The situation with the indigenous people is as complicated here as it is in Canada. I think they are better off than our natives though. The majority of the population here in San Cristobel are of indigenous origin, many of them living in what is called, "The Ring of Misery" around the outskirts of the city -- each community with it's own dialect and specific dress. Before the 1994 Zapatista uprising, native people were abused and killed by the government for all sorts of insignificant reasons such as cutting down trees. Their language was repressed.

After the uprising, though, their plight gained international attention and the government now supports the native peoples monetarily and builds bilingual schools in their communities. But the legacy of discrimination and abuse lives on in the peoples' habits. Parents have many children because more kids mean more sellers and beggars. Kids often don't attend school. If their fathers are still around, they beat their kids if they won't work the streets. Kids sell and beg from perhaps age five on up.
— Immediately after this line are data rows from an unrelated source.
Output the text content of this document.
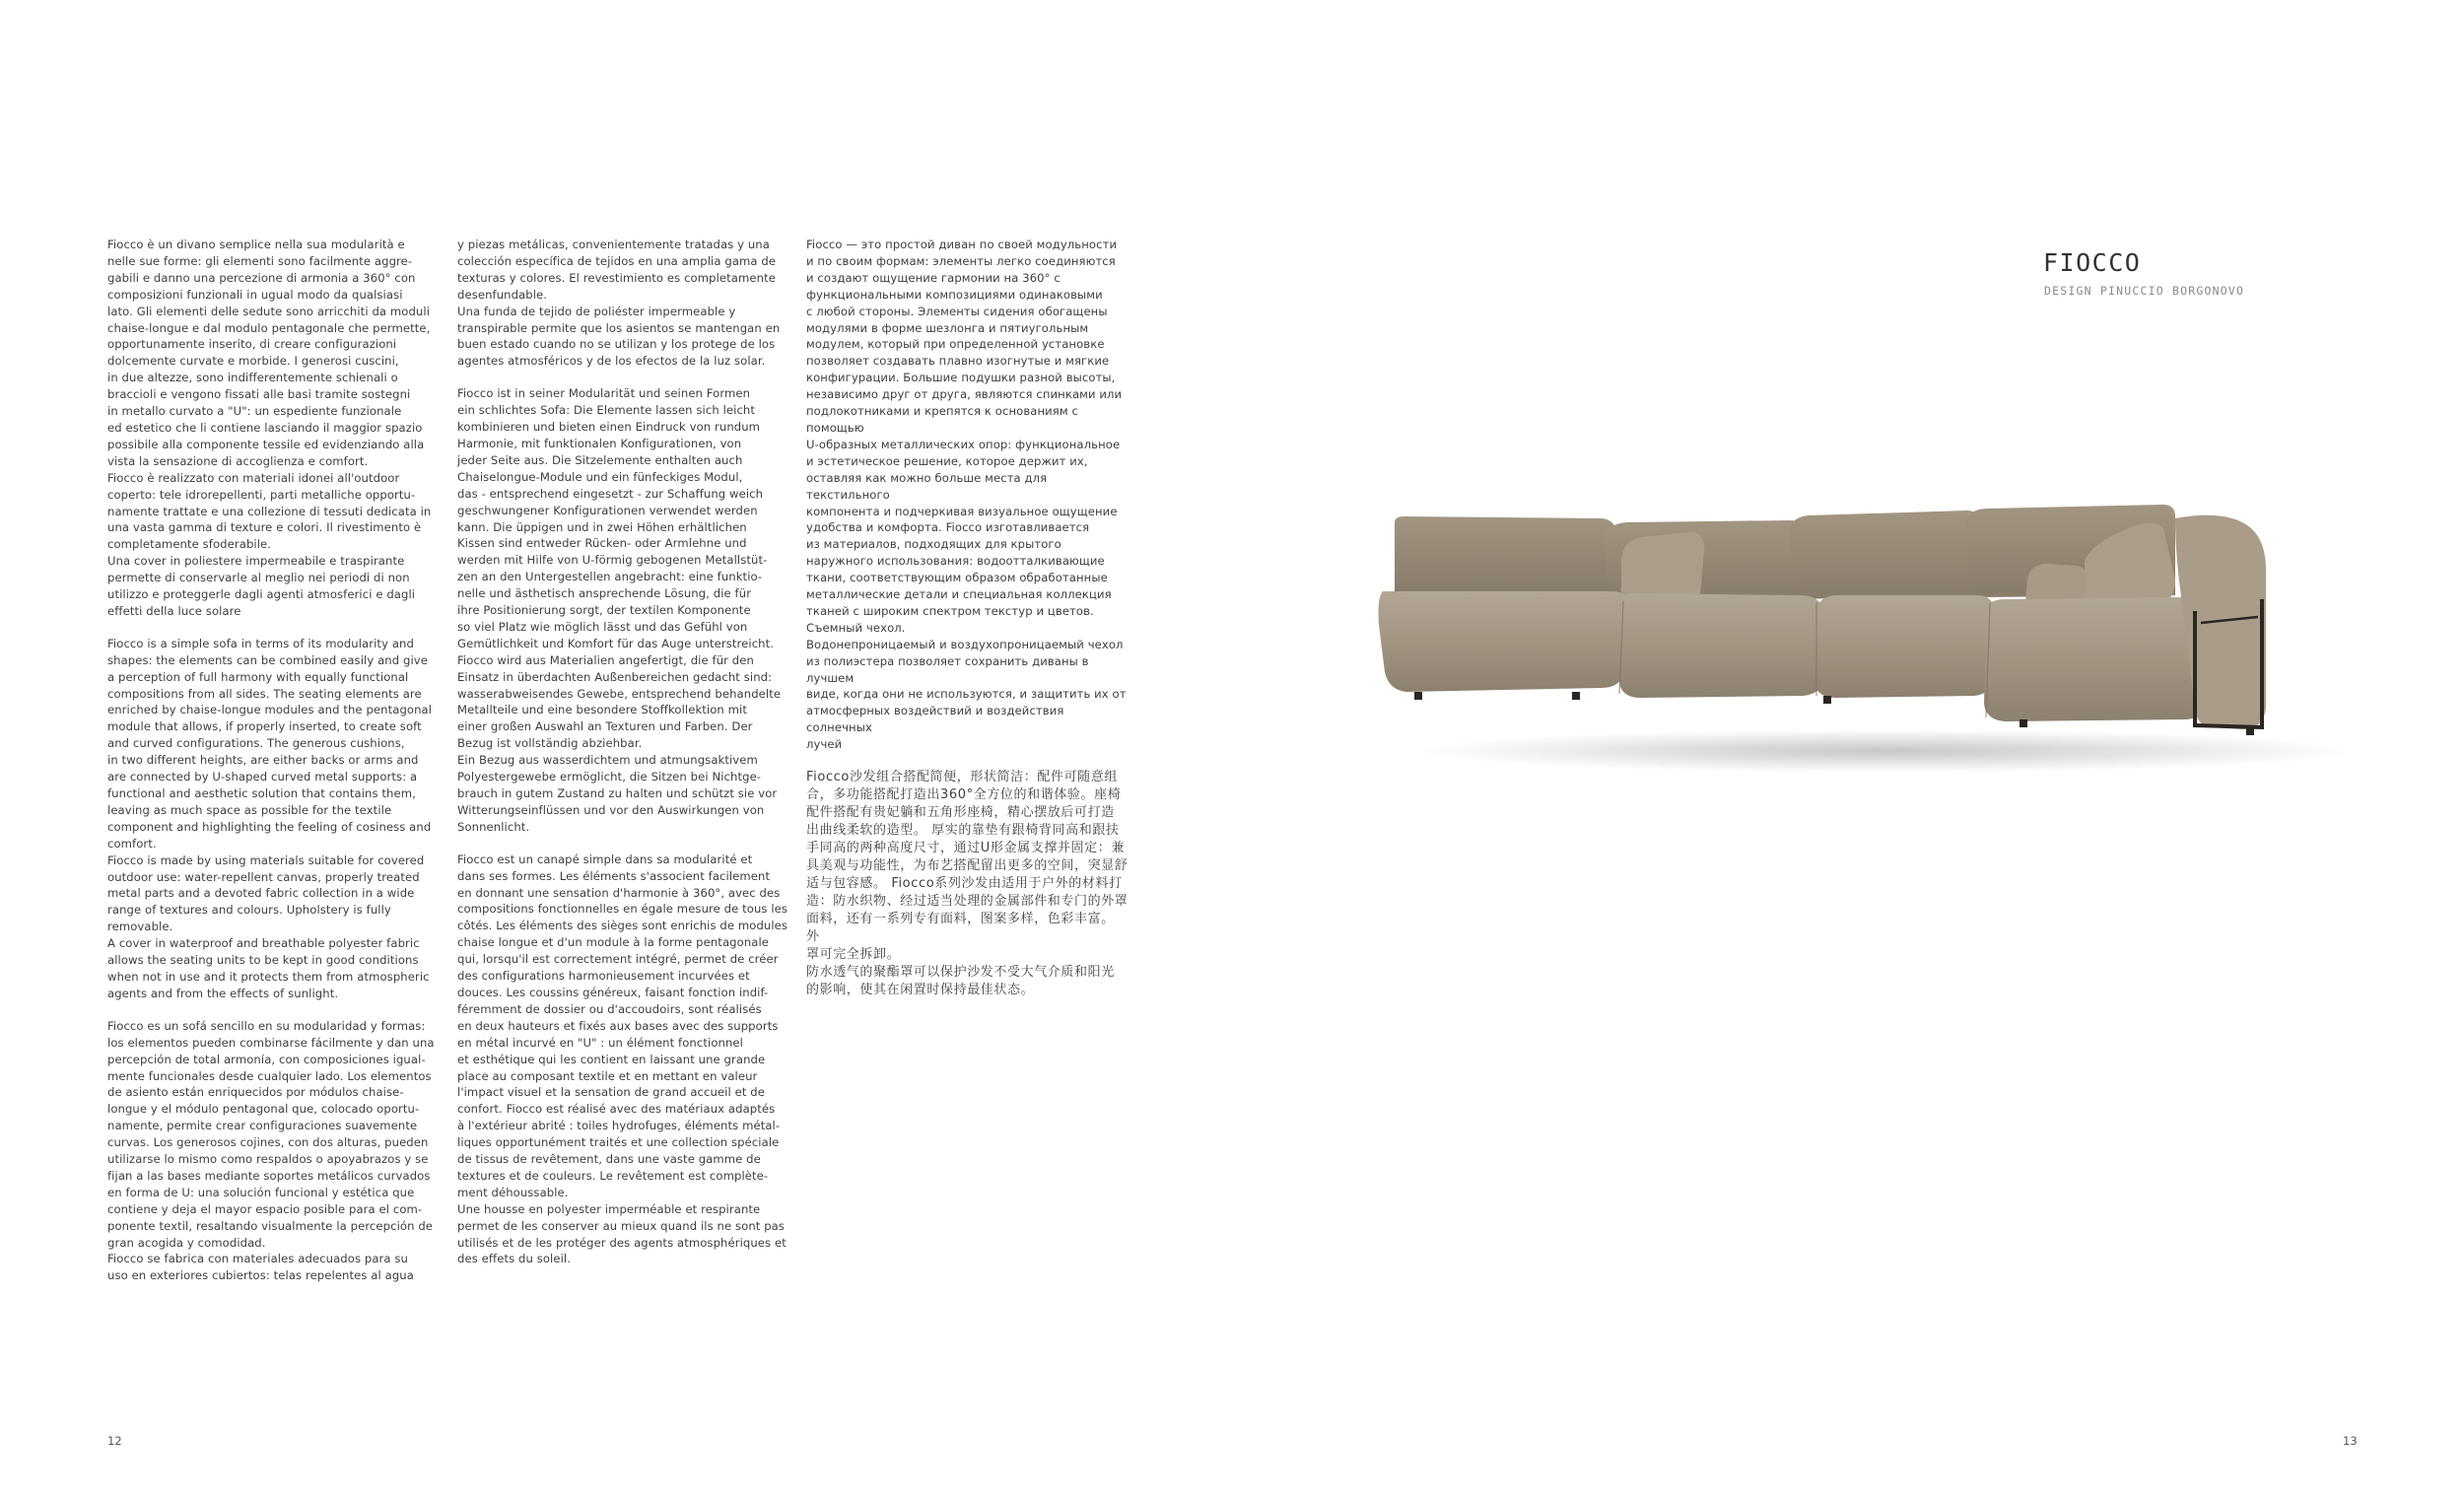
Fiocco è un divano semplice nella sua modularità e
nelle sue forme: gli elementi sono facilmente aggre-
gabili e danno una percezione di armonia a 360° con
composizioni funzionali in ugual modo da qualsiasi
lato. Gli elementi delle sedute sono arricchiti da moduli
chaise-longue e dal modulo pentagonale che permette,
opportunamente inserito, di creare configurazioni
dolcemente curvate e morbide. I generosi cuscini,
in due altezze, sono indifferentemente schienali o
braccioli e vengono fissati alle basi tramite sostegni
in metallo curvato a "U": un espediente funzionale
ed estetico che li contiene lasciando il maggior spazio
possibile alla componente tessile ed evidenziando alla
vista la sensazione di accoglienza e comfort.
Fiocco è realizzato con materiali idonei all'outdoor
coperto: tele idrorepellenti, parti metalliche opportu-
namente trattate e una collezione di tessuti dedicata in
una vasta gamma di texture e colori. Il rivestimento è
completamente sfoderabile.
Una cover in poliestere impermeabile e traspirante
permette di conservarle al meglio nei periodi di non
utilizzo e proteggerle dagli agenti atmosferici e dagli
effetti della luce solare

Fiocco is a simple sofa in terms of its modularity and
shapes: the elements can be combined easily and give
a perception of full harmony with equally functional
compositions from all sides. The seating elements are
enriched by chaise-longue modules and the pentagonal
module that allows, if properly inserted, to create soft
and curved configurations. The generous cushions,
in two different heights, are either backs or arms and
are connected by U-shaped curved metal supports: a
functional and aesthetic solution that contains them,
leaving as much space as possible for the textile
component and highlighting the feeling of cosiness and
comfort.
Fiocco is made by using materials suitable for covered
outdoor use: water-repellent canvas, properly treated
metal parts and a devoted fabric collection in a wide
range of textures and colours. Upholstery is fully
removable.
A cover in waterproof and breathable polyester fabric
allows the seating units to be kept in good conditions
when not in use and it protects them from atmospheric
agents and from the effects of sunlight.

Fiocco es un sofá sencillo en su modularidad y formas:
los elementos pueden combinarse fácilmente y dan una
percepción de total armonía, con composiciones igual-
mente funcionales desde cualquier lado. Los elementos
de asiento están enriquecidos por módulos chaise-
longue y el módulo pentagonal que, colocado oportu-
namente, permite crear configuraciones suavemente
curvas. Los generosos cojines, con dos alturas, pueden
utilizarse lo mismo como respaldos o apoyabrazos y se
fijan a las bases mediante soportes metálicos curvados
en forma de U: una solución funcional y estética que
contiene y deja el mayor espacio posible para el com-
ponente textil, resaltando visualmente la percepción de
gran acogida y comodidad.
Fiocco se fabrica con materiales adecuados para su
uso en exteriores cubiertos: telas repelentes al agua

y piezas metálicas, convenientemente tratadas y una
colección específica de tejidos en una amplia gama de
texturas y colores. El revestimiento es completamente
desenfundable.
Una funda de tejido de poliéster impermeable y
transpirable permite que los asientos se mantengan en
buen estado cuando no se utilizan y los protege de los
agentes atmosféricos y de los efectos de la luz solar.

Fiocco ist in seiner Modularität und seinen Formen
ein schlichtes Sofa: Die Elemente lassen sich leicht
kombinieren und bieten einen Eindruck von rundum
Harmonie, mit funktionalen Konfigurationen, von
jeder Seite aus. Die Sitzelemente enthalten auch
Chaiselongue-Module und ein fünfeckiges Modul,
das - entsprechend eingesetzt - zur Schaffung weich
geschwungener Konfigurationen verwendet werden
kann. Die üppigen und in zwei Höhen erhältlichen
Kissen sind entweder Rücken- oder Armlehne und
werden mit Hilfe von U-förmig gebogenen Metallstüt-
zen an den Untergestellen angebracht: eine funktio-
nelle und ästhetisch ansprechende Lösung, die für
ihre Positionierung sorgt, der textilen Komponente
so viel Platz wie möglich lässt und das Gefühl von
Gemütlichkeit und Komfort für das Auge unterstreicht.
Fiocco wird aus Materialien angefertigt, die für den
Einsatz in überdachten Außenbereichen gedacht sind:
wasserabweisendes Gewebe, entsprechend behandelte
Metallteile und eine besondere Stoffkollektion mit
einer großen Auswahl an Texturen und Farben. Der
Bezug ist vollständig abziehbar.
Ein Bezug aus wasserdichtem und atmungsaktivem
Polyestergewebe ermöglicht, die Sitzen bei Nichtge-
brauch in gutem Zustand zu halten und schützt sie vor
Witterungseinflüssen und vor den Auswirkungen von
Sonnenlicht.

Fiocco est un canapé simple dans sa modularité et
dans ses formes. Les éléments s'associent facilement
en donnant une sensation d'harmonie à 360°, avec des
compositions fonctionnelles en égale mesure de tous les
côtés. Les éléments des sièges sont enrichis de modules
chaise longue et d'un module à la forme pentagonale
qui, lorsqu'il est correctement intégré, permet de créer
des configurations harmonieusement incurvées et
douces. Les coussins généreux, faisant fonction indif-
féremment de dossier ou d'accoudoirs, sont réalisés
en deux hauteurs et fixés aux bases avec des supports
en métal incurvé en "U" : un élément fonctionnel
et esthétique qui les contient en laissant une grande
place au composant textile et en mettant en valeur
l'impact visuel et la sensation de grand accueil et de
confort. Fiocco est réalisé avec des matériaux adaptés
à l'extérieur abrité : toiles hydrofuges, éléments métal-
liques opportunément traités et une collection spéciale
de tissus de revêtement, dans une vaste gamme de
textures et de couleurs. Le revêtement est complète-
ment déhoussable.
Une housse en polyester imperméable et respirante
permet de les conserver au mieux quand ils ne sont pas
utilisés et de les protéger des agents atmosphériques et
des effets du soleil.

Fiocco — это простой диван по своей модульности
и по своим формам: элементы легко соединяются
и создают ощущение гармонии на 360° с
функциональными композициями одинаковыми
с любой стороны. Элементы сидения обогащены
модулями в форме шезлонга и пятиугольным
модулем, который при определенной установке
позволяет создавать плавно изогнутые и мягкие
конфигурации. Большие подушки разной высоты,
независимо друг от друга, являются спинками или
подлокотниками и крепятся к основаниям с помощью
U-образных металлических опор: функциональное
и эстетическое решение, которое держит их,
оставляя как можно больше места для текстильного
компонента и подчеркивая визуальное ощущение
удобства и комфорта. Fiocco изготавливается
из материалов, подходящих для крытого
наружного использования: водоотталкивающие
ткани, соответствующим образом обработанные
металлические детали и специальная коллекция
тканей с широким спектром текстур и цветов.
Съемный чехол.
Водонепроницаемый и воздухопроницаемый чехол
из полиэстера позволяет сохранить диваны в лучшем
виде, когда они не используются, и защитить их от
атмосферных воздействий и воздействия солнечных
лучей

Fiocco沙发组合搭配简便，形状简洁：配件可随意组
合，多功能搭配打造出360°全方位的和谐体验。座椅
配件搭配有贵妃躺和五角形座椅，精心摆放后可打造
出曲线柔软的造型。 厚实的靠垫有跟椅背同高和跟扶
手同高的两种高度尺寸，通过U形金属支撑并固定：兼
具美观与功能性，为布艺搭配留出更多的空间，突显舒
适与包容感。 Fiocco系列沙发由适用于户外的材料打
造：防水织物、经过适当处理的金属部件和专门的外罩
面料，还有一系列专有面料，图案多样，色彩丰富。 外
罩可完全拆卸。
防水透气的聚酯罩可以保护沙发不受大气介质和阳光
的影响，使其在闲置时保持最佳状态。

FIOCCO
DESIGN PINUCCIO BORGONOVO
12	13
The grandfather of one of my instructors had 26 children that he knew of. One of her uncles at 89 fathered two children with a women of 30. Hard to believe -- but my instructor doesn't seem to be a weaver of tales.

Most native men don't stick around to raise their kids and mothers take their kids to the street with them to women selling stuff. Birth control is available to women but mostly they don't use it. Children aren't as emotionally close to their parents as ours.
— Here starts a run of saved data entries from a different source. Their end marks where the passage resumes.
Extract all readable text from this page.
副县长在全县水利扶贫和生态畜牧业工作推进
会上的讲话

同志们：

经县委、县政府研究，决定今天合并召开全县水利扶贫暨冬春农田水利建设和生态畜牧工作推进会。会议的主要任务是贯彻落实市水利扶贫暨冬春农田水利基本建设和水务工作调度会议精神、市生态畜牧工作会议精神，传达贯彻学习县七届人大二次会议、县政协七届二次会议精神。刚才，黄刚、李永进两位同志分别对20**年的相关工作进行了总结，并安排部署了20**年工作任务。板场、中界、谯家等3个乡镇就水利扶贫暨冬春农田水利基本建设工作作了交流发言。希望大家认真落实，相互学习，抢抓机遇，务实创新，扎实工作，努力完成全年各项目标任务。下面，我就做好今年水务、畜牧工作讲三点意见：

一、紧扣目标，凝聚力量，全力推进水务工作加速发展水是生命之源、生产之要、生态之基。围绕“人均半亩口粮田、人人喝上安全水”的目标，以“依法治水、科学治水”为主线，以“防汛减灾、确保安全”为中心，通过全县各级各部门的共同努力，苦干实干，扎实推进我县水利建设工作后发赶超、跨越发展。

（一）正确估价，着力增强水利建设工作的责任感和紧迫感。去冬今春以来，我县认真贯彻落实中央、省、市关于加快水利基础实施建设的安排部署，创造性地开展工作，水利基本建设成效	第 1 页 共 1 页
Every May, the government, in its wisdom, gives money to families. Soon it disappears for drink and partying. The difference as I see it between here and at home is that the native people are close to cities, so food prices aren't exorbitant and the industrious ones work at semi good jobs in town and send their kids to school. Although the schools teach both Spanish and the communities dialect, the kids don't want to learn Spanish.

The little girl in the photo looked about six. She was carrying a baby in a blanket on her back while she begged for money. One of my instructors said that the beggars and sellers often put on an act of impoverishment that is not the reality.